公共空間を市民にとって使いやすい「居場所」とし、街や地域の価値を向上させる。その積極的な活用の機運が高まる中で、公共建築と公園の一体的な整備と運用に、従来以上に踏み込むプロジェクトが現れている。
大阪府茨木市の中心部で進む市民会館跡地エリア整備プロジェクトでは、縦積みの「立体的な公園」に相当する空間が建物内に生み出される。2023年の竣工を予定する。
19年実施のプロポーザルで茨木市は、前面に芝生広場を設け、これを施設機能と連携させる提案を求めた。伊東豊雄建築設計事務所と竹中工務店のJVが、街や公園の延長となる「縦の道」で全館に一体性を持たせる計画を示して選定された。
市役所に面する敷地に多目的ホールの他、図書館、子育て支援施設などの市民サービス機能を集約。図書コーナーを吹き抜けの動線周り各階に配置し、全体の融合度を高める。

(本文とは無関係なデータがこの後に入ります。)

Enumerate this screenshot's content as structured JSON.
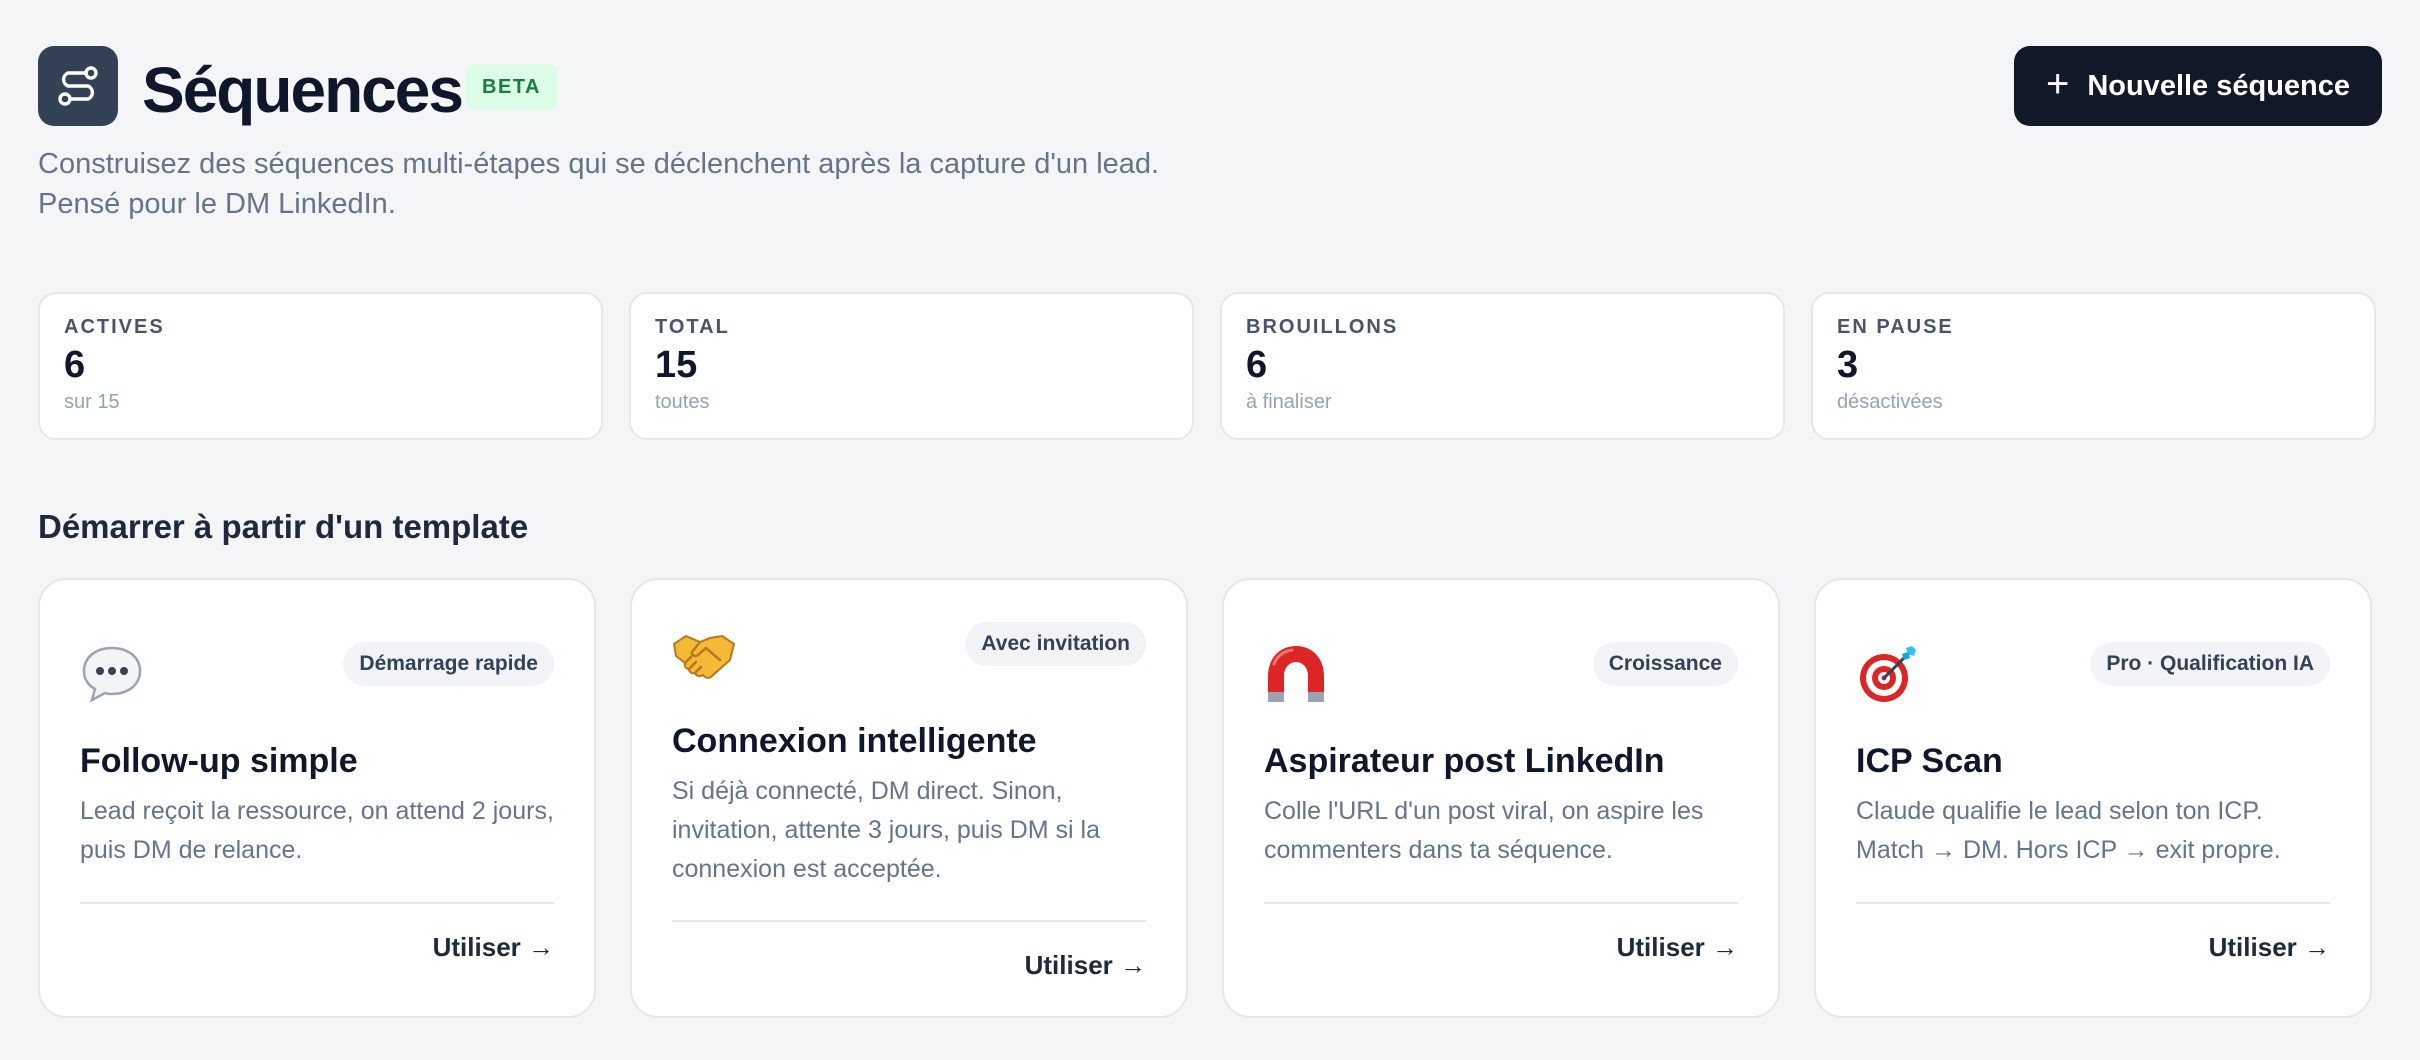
{
  "header": {
    "title": "Séquences",
    "badge": "BETA",
    "logo_icon": "route-icon",
    "new_button_label": "Nouvelle séquence",
    "new_button_icon": "plus-icon",
    "subtitle_line1": "Construisez des séquences multi-étapes qui se déclenchent après la capture d'un lead.",
    "subtitle_line2": "Pensé pour le DM LinkedIn."
  },
  "stats": [
    {
      "label": "ACTIVES",
      "value": "6",
      "sub": "sur 15"
    },
    {
      "label": "TOTAL",
      "value": "15",
      "sub": "toutes"
    },
    {
      "label": "BROUILLONS",
      "value": "6",
      "sub": "à finaliser"
    },
    {
      "label": "EN PAUSE",
      "value": "3",
      "sub": "désactivées"
    }
  ],
  "templates_section": {
    "title": "Démarrer à partir d'un template",
    "items": [
      {
        "icon": "speech-bubble-icon",
        "badge": "Démarrage rapide",
        "title": "Follow-up simple",
        "description": "Lead reçoit la ressource, on attend 2 jours, puis DM de relance.",
        "action": "Utiliser →"
      },
      {
        "icon": "handshake-icon",
        "badge": "Avec invitation",
        "title": "Connexion intelligente",
        "description": "Si déjà connecté, DM direct. Sinon, invitation, attente 3 jours, puis DM si la connexion est acceptée.",
        "action": "Utiliser →"
      },
      {
        "icon": "magnet-icon",
        "badge": "Croissance",
        "title": "Aspirateur post LinkedIn",
        "description": "Colle l'URL d'un post viral, on aspire les commenters dans ta séquence.",
        "action": "Utiliser →"
      },
      {
        "icon": "target-icon",
        "badge": "Pro · Qualification IA",
        "title": "ICP Scan",
        "description": "Claude qualifie le lead selon ton ICP. Match → DM. Hors ICP → exit propre.",
        "action": "Utiliser →"
      }
    ]
  },
  "colors": {
    "background": "#f4f5f7",
    "primary_button": "#111827",
    "logo_box": "#334155",
    "beta_bg": "#dcfce7",
    "beta_text": "#15803d"
  }
}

「せんだいメディアテークをはじめ、機能を限定した部屋を設けずに大きな空間内に場所性を持たせながら統合する計画を試みてきた。今回、公園に近い空間の具現化を最初に明確に打ち出した。自由に選んで使える場所が、いまの公共建築には必要だと考えた」と伊東豊雄建築設計事務所の東建男取締役は語る。
市民との対話を通じて広場の必要性を把握した市は、18年に社会実験「IBALAB(イバラボ)」に着手。敷地に隣接する空地や中心市街地を舞台に「育てる広場」をコンセプトとする市民参加活動を促してきた。その流れを受け継ぎ、建物の設計側が主導するワークショップも重ねている。
「将来の利用者が使い方を発見し、ルールを考えながら並走する。10年前では考えられなかった公共空間の可能性が開けている」と茨木市企画財政部市民会館跡地活用推進課の向田明弘課長は語る。